|Judy Gross, wife of U.S. aid contractor Alan Gross who is jailed in Cuba, |
speaks during an interview for Reuters with Reuters at her apartment in Washington October 23, 2010.
Cuba has proposed talks with the United States about resolving the case of jailed American contractor Alan Gross, but has received no response, indicating a lack of interest by Washington, a top Cuban diplomat said on Monday.
Foreign Ministry official Josefina Vidal said at a press conference that Cuba had proposed discussions "as a first step for the development of a process ... toward finding a solution to the case of Mr. Alan Gross."
Gross, 63, has been jailed since December 2009 and is serving a 15-year sentence for illegally setting up Internet networks in Cuba under a U.S. program that promotes political change on the communist island.
The Cuban government views the program as subversive.
Gross' imprisonment put the brakes on efforts by President Barack Obama to improve long-hostile relations between the two countries just 90 miles apart. Gross' wife said last week she feared for her husband's life because his health is deteriorating. Cuba denied that.
Cuban officials have said before that they would be open to talks about Gross, but this was the first time known that they have said they had proposed them.
"I want to ratify today that up to this moment we have not received a response from the government of the United States," said Vidal, who is the Cuban Foreign Ministry's director of North American relations.
"We have only heard some public declarations they made to the press in which the government of the United States has said that it has nothing to talk about nor anything to negotiate with the government of Cuba over this issue," Vidal said.
"Therefore, it is clear that it is not Cuba, but the United States that is not showing interest in this case."
She gave no details of Cuba's proposal, but she spoke at an event concerning the "Cuban Five" - Cuban agents jailed or paroled in the United States on spying charges.
Cuban officials have hinted that a swap of Gross for the five agents, who received lengthy sentences in a 2001 trial in Miami, would resolve the case.
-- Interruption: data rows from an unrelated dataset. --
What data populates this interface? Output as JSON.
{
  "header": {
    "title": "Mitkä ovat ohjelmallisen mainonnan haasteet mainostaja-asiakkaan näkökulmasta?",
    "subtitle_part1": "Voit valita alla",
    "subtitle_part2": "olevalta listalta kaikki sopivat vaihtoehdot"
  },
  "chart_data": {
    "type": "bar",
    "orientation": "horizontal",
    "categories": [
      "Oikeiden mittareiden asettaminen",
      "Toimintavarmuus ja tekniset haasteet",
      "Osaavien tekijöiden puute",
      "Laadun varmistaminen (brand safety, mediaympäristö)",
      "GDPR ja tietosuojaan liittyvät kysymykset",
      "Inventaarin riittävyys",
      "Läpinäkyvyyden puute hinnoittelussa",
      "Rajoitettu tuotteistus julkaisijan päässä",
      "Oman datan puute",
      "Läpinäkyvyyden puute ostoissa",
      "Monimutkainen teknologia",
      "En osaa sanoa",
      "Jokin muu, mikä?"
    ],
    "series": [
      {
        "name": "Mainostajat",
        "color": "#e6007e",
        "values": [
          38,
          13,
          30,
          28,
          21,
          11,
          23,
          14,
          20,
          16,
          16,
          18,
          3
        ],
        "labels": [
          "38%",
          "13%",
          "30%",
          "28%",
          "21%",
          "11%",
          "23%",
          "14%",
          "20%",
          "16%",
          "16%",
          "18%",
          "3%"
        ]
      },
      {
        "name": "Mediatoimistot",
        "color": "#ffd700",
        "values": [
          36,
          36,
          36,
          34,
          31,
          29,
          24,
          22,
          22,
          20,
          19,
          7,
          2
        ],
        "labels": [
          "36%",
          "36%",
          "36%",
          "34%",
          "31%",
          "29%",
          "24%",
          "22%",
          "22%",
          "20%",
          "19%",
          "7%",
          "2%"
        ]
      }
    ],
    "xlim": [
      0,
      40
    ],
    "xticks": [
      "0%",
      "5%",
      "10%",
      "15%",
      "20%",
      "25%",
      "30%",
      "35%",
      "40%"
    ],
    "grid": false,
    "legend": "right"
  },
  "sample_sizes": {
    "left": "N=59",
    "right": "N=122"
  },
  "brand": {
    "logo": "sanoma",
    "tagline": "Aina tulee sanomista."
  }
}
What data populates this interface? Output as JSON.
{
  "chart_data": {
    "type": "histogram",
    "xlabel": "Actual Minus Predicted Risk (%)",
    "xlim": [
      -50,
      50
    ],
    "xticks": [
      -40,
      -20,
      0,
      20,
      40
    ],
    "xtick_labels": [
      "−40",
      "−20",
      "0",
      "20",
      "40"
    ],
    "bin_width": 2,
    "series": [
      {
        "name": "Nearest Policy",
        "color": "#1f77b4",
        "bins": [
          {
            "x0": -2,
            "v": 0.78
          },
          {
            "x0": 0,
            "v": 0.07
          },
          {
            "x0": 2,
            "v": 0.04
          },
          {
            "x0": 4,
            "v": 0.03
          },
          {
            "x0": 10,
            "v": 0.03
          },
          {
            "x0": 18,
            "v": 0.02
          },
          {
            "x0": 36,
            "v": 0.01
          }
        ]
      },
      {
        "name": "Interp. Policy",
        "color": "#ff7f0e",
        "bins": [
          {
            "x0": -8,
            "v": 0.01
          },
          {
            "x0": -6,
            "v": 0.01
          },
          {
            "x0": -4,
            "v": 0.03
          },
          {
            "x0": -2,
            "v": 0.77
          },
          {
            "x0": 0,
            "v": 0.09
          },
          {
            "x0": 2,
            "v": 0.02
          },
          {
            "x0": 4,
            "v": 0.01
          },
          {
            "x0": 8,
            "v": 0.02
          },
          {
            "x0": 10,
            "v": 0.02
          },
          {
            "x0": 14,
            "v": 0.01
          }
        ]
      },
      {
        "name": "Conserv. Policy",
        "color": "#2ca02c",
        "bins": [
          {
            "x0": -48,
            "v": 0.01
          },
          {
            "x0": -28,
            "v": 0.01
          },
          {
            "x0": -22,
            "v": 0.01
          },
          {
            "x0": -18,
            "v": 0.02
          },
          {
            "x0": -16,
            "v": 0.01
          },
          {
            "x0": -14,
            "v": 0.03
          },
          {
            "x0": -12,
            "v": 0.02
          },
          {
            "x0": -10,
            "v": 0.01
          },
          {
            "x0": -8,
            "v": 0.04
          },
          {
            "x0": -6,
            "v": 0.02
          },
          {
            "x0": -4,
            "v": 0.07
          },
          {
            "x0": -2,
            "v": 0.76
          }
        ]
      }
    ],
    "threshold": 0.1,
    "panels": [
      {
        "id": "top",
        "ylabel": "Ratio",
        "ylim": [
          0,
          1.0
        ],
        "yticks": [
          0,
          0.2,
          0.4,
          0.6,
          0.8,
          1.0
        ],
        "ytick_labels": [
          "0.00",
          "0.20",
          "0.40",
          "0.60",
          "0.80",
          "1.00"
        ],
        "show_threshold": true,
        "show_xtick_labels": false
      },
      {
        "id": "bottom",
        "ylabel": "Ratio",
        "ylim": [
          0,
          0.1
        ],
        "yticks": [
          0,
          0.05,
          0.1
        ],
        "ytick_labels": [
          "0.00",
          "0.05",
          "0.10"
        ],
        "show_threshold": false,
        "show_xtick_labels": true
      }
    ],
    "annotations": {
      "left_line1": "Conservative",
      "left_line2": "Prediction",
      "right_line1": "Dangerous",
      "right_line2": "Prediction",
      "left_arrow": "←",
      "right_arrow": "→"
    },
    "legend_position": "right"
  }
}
The U.S. has insisted such a deal is out of the question.
U.S. officials said last year they had suggested a swap of Gross for one agent, Rene Gonzalez, who is out on parole in Florida, but Cuba turned it down.
Cuba feels the five agents were unjustly convicted and made their freedom a national cause, referring to them as the "Five Heroes."
At Monday's event in the Cuban capital, U.S. lawyers for the five took part in a video conference from Washington to discuss their latest attempt to appeal the case, which includes charges that the U.S. government paid journalists during the trial and tainted news coverage.